Passover Spirituality 101

cleaningpic1-458x320TEMV Bulletin April 2012

It begins with a thorough cleaning. We scrub the kitchen, house, and car—anywhere we may have eaten or prepared food in the last year. The work may be satisfying or annoying. Generally it is grimy and exhausting.
We tend to think of spirituality as apart from such mundane and menial work. Instead we imagine sitting quiet and clean as lovely music washes over us, or watching a sunrise whose rays cleanse and uplift our spirits, refreshing our soul.
Much of the time, Jewish spirituality isn’t like that at all.
Jewish spirituality is making and bagging 188 sandwiches for the homeless and smelling like peanut butter the rest of the day. It’s teaching literacy and marching for Civil Rights, planting a tree and recycling little blue dishes. Jewish spirituality is getting up with a lousy cold and driving the kids to Religious School anyway, and even laundering tablecloths after an oneg. Sometimes or especially Jewish spirituality is all about writing that tzedukkah or membership check. With Jewish spirituality, you don’t feel rested and refreshed afterwards. Sometimes, in fact, you feel grimy, tired, and more than a little strung out.

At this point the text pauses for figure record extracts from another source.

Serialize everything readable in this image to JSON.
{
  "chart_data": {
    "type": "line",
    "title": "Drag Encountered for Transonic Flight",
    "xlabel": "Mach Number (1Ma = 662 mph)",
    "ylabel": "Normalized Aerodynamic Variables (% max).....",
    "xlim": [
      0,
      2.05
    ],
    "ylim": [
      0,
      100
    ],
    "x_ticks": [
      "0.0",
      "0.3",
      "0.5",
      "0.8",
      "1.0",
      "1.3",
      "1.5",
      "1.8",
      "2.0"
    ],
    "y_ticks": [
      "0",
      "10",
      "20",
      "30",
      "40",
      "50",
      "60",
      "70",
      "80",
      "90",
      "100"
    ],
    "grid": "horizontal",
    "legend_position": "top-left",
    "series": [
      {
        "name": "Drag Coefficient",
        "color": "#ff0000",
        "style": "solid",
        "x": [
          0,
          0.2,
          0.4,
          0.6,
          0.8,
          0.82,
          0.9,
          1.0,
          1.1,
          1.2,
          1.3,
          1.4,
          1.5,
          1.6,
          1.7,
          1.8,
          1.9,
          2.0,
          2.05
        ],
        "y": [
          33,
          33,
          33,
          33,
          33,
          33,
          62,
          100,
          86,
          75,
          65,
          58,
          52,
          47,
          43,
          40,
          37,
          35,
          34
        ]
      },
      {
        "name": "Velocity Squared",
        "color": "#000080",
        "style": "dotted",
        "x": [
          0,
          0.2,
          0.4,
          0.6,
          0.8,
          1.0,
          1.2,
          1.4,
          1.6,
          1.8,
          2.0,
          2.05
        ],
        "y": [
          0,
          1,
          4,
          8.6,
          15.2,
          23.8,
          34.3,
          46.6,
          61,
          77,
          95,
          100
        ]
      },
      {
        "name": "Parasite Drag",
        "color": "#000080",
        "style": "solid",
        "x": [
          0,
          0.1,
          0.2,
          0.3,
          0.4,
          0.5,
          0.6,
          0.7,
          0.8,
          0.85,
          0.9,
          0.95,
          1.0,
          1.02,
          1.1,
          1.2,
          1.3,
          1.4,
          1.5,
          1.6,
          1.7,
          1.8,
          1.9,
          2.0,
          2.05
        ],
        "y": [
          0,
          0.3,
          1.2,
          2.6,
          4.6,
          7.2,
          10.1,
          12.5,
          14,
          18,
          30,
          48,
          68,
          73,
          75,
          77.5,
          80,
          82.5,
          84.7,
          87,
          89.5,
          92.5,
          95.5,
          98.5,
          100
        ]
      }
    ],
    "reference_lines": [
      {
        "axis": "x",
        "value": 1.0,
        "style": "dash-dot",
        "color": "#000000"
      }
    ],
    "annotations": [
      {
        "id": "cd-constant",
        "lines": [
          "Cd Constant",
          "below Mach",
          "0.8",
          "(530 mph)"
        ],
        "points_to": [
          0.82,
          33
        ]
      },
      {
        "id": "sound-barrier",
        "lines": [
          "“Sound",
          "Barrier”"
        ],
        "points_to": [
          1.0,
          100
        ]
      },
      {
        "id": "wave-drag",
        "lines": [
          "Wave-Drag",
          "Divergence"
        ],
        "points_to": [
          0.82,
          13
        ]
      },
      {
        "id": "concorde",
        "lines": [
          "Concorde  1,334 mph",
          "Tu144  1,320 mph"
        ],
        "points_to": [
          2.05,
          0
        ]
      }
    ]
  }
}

Maybe that’s why God gave us Shabbat, because the process of ever becoming spiritual Jews can be so exhausting. God teaches us to pace ourselves. After all, we are mere mortals.
And that’s the point of cleaning our kitchens, cars and homes of chametz or all leavened foods before Passover. By getting down and grimy we remind ourselves that we were once the lowest of the low on the scale of humanity—slaves. In cleaning out chametz we root out our 21st century arrogance: Look at us! We import flour (diverting it from Africa) add sugar (cheaply shipped from devastated Haiti), we mix and bake it and watch it rise (like our opinions of ourselves). We consume cleanly and in glee that which is often bad for our bodies.

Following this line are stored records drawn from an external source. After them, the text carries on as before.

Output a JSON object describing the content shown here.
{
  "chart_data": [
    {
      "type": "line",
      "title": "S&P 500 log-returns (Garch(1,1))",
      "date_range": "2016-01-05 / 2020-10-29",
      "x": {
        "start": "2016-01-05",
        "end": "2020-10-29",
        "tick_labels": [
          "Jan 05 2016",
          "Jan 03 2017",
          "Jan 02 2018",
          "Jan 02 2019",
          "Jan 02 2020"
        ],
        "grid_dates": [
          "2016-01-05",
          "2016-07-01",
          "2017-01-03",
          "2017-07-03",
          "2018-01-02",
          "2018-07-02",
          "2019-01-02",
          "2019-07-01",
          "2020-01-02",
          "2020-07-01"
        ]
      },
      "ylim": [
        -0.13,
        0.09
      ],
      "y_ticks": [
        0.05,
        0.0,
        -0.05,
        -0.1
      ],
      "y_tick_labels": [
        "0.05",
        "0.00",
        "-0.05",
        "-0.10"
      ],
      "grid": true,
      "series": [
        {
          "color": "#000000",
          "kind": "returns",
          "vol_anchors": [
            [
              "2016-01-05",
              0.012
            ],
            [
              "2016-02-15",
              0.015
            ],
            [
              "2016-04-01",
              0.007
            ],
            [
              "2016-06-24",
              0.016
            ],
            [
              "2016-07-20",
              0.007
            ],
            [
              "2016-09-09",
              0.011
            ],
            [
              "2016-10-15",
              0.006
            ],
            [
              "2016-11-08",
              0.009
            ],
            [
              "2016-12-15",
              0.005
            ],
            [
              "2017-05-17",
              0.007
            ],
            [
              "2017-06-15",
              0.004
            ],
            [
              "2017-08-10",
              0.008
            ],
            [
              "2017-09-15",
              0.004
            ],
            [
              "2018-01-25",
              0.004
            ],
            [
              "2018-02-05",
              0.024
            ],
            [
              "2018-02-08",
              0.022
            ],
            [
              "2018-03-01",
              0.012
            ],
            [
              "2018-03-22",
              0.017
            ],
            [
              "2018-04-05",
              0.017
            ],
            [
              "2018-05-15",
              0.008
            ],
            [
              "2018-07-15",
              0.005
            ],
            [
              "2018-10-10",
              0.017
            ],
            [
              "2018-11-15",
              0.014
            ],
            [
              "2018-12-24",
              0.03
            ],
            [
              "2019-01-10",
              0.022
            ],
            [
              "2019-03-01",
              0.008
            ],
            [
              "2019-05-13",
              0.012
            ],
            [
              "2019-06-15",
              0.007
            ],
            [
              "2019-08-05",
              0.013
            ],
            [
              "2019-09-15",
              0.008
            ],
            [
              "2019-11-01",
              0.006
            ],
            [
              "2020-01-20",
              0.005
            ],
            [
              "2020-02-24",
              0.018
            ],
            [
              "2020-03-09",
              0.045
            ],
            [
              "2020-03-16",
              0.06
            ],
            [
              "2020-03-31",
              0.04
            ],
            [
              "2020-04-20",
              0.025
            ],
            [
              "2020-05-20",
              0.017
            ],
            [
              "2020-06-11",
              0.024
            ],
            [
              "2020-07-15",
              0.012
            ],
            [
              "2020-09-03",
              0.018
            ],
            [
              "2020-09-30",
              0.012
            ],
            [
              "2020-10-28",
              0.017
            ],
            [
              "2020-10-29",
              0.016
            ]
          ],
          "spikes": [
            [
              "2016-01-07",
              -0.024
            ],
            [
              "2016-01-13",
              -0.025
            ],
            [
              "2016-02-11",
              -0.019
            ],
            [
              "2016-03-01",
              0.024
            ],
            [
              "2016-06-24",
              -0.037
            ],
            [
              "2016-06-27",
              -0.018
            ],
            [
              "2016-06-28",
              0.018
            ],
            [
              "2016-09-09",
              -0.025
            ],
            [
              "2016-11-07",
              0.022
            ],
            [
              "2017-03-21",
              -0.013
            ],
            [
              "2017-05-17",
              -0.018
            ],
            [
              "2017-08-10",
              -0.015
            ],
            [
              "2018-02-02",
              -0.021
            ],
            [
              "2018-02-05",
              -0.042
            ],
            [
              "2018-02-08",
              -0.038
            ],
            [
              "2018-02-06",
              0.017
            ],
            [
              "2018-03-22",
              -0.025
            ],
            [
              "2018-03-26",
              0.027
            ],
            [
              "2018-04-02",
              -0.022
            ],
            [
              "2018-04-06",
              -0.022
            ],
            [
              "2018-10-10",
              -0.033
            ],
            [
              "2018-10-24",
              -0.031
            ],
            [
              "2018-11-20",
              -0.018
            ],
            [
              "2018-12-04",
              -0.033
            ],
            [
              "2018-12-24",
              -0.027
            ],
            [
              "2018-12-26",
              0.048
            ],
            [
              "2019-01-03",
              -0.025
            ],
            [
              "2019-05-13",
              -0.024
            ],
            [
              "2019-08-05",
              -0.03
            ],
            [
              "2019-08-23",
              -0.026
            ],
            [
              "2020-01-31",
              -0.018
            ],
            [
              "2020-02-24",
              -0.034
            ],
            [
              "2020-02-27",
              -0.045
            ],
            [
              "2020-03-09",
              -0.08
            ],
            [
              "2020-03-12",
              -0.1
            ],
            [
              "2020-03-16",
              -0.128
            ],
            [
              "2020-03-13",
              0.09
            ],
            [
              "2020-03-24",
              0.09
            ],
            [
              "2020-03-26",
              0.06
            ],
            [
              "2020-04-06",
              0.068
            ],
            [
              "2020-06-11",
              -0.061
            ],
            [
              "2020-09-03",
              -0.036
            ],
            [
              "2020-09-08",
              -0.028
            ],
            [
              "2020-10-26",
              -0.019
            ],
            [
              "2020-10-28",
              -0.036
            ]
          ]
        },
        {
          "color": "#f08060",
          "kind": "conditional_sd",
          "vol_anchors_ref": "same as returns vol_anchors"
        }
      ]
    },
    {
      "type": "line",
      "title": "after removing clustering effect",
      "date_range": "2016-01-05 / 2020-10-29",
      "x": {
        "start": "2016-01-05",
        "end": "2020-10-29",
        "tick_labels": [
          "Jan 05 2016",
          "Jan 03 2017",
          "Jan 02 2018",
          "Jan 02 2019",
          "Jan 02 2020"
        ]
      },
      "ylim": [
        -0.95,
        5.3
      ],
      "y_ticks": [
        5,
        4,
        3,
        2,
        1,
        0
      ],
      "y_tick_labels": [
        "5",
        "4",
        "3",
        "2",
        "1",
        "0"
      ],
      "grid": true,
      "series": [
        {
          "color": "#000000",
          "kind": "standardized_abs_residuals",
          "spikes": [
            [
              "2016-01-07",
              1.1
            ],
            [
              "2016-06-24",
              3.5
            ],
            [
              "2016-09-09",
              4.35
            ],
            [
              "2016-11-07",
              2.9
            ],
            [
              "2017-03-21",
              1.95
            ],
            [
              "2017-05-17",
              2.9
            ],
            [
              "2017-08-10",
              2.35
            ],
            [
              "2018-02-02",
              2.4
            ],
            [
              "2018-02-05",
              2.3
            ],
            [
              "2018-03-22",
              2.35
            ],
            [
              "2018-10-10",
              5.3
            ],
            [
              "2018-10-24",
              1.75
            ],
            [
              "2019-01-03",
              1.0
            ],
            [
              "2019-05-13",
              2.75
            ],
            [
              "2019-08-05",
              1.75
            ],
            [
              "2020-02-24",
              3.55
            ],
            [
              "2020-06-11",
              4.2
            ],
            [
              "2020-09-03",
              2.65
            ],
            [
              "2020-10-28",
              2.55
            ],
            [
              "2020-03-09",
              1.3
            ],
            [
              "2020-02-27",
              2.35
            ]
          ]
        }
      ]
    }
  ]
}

All year we create a world that is all about us, and our misguided appetites.
Passover with the myriad of foods we cannot eat, we cannot even own, comes to free us from our 21th Century slavery to ourselves, our appetites, and even many of our so-called needs.
Life becomes as simple and as complicated as, well, matzah.
Eating matzah is another Jewish spiritual practice, involving denial, remembrance, identification, and humility.
When we eat matzah—and not all those other things we cannot eat—we are learning again through our senses, what and who is important (and what and who isn’t).
So let’s roll up our sleeves and get spiritual.
May each of us and all of us together work and munch ourselves into a meaningful, sweaty, and fully spiritual Passover.